I purchased a stove at Sears and was told the price was low because it was a close out.However, when I went to pick it up, the service man brought out a stove with a large dent.
When I said it was damaged and I was expecting a stove in new condition, not dented, I was told to take it up with the salesman. The salesman told me it was a closeout and closeouts include scratched and dented merchandise. The dent was never brought to my attention as my daughter, who was with me at the time, can verify. I would not have been interested had I been told it was dented.
The salesman implied that it was on sale as a closeout, which I consider as the last of a particular model, not damaged goods, when I purchased it. After not getting satisfaction, I asked to speak with the manager. The manager pretty much told me the same as the salesman did. She did offer the same model discounted by $100, but that is not satisfactory to me considering it was implied that the stove I purchased was indeed a closeout and not damaged.

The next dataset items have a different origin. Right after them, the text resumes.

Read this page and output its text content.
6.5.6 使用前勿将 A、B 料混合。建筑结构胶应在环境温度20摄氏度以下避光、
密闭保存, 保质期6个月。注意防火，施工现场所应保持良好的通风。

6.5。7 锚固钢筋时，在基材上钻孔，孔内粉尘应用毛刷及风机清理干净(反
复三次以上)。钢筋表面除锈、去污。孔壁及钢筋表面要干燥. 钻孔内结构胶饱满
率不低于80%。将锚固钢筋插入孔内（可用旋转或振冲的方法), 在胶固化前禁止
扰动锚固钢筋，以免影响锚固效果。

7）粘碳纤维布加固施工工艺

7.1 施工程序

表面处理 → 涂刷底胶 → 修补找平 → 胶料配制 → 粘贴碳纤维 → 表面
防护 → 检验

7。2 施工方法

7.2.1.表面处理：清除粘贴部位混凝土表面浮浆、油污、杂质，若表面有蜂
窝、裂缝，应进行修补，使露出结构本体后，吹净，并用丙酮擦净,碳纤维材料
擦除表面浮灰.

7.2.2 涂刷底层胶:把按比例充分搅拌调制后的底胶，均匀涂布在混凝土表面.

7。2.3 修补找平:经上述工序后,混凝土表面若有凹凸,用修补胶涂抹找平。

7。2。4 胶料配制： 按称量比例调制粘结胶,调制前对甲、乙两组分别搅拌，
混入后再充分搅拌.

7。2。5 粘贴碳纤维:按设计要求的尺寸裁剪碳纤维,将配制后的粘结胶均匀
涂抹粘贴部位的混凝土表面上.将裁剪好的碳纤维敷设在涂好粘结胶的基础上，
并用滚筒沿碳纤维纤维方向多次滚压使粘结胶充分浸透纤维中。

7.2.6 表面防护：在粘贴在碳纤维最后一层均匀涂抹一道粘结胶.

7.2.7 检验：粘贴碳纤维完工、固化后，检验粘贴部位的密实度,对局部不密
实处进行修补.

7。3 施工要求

I took a refund as a last resort. Still not happy with the situation, I called a Sears complaint number. The woman that I spoke with told me the same thing that the salesman and manager told me. I was not satisfied with what she was telling me, so she called and spoke with the manager I spoke with earlier.
The only resolution they offered was to give a 15% discount on a new stove. I feel the stove was misrepresented to me at the time of the sale and I should be offered a new, undamaged stove at the price I originally paid. I WILL NOT be doing business with Sears in the future. I have purchased a lot of merchandise at Sears over the years and think it foolish of them to lose a good customer over a $260.
difference.So much for being a loyal customer.